Les chiffres du secteur textile et des impacts qui lui sont associés donnent le vertige. Tous les ans, 130 milliards de vêtements sont consommés dans le monde. A l’échelle suisse, chaque habitante et habitant importe annuellement environ 18 kilos de textiles (dont 10 kilos de vêtements).

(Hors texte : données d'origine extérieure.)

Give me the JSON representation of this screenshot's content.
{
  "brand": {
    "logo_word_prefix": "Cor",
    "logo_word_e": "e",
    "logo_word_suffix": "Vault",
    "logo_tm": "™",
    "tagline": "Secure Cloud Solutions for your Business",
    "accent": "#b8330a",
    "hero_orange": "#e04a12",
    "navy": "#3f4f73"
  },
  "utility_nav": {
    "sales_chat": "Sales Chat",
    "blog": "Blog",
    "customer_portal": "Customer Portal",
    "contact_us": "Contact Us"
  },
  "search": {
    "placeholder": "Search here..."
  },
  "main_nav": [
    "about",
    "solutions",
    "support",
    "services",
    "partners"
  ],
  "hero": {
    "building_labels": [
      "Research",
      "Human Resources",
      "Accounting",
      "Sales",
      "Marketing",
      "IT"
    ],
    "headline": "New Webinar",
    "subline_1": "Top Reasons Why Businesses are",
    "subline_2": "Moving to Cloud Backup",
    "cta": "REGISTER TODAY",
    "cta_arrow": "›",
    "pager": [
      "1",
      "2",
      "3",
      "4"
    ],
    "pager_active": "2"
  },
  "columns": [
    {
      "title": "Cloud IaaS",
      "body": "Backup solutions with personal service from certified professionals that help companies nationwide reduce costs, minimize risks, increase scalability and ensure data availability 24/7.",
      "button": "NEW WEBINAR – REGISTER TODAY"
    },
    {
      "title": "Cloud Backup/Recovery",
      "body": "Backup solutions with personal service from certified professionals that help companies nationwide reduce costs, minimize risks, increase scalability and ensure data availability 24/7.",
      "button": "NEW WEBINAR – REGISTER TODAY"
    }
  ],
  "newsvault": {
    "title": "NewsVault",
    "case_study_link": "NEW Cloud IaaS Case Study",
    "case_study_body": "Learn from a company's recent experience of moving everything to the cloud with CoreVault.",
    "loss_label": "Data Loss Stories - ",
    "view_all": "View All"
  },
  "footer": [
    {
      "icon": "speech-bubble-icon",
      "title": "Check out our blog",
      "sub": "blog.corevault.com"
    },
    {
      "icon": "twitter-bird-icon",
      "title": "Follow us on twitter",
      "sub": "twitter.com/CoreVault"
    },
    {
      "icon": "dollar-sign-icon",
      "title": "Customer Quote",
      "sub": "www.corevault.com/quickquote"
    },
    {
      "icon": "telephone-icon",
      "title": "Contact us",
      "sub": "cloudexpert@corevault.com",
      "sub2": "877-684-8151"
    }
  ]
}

Ces volumes de consommation démesurés s’accroissent par ailleurs au fil du temps : aujourd’hui, par exemple, la Suisse importe environ 7’000 tonnes de pantalons neufs par année, soit presque quatre fois plus qu’en l’an 2000. Or, une grande partie de ces habits n’est que très rarement utilisée (70 % des vêtements qui constituent notre garde-robe ne sont pas portés) et finit souvent trop rapidement dans la poubelle. Logiquement, la surconsommation textile et le gaspillage vestimentaire ne sont pas sans impact : l’industrie textile générerait au niveau mondial environ 4 milliards de tCO₂e par an, soit plus que les vols internationaux et le trafic maritime réunis.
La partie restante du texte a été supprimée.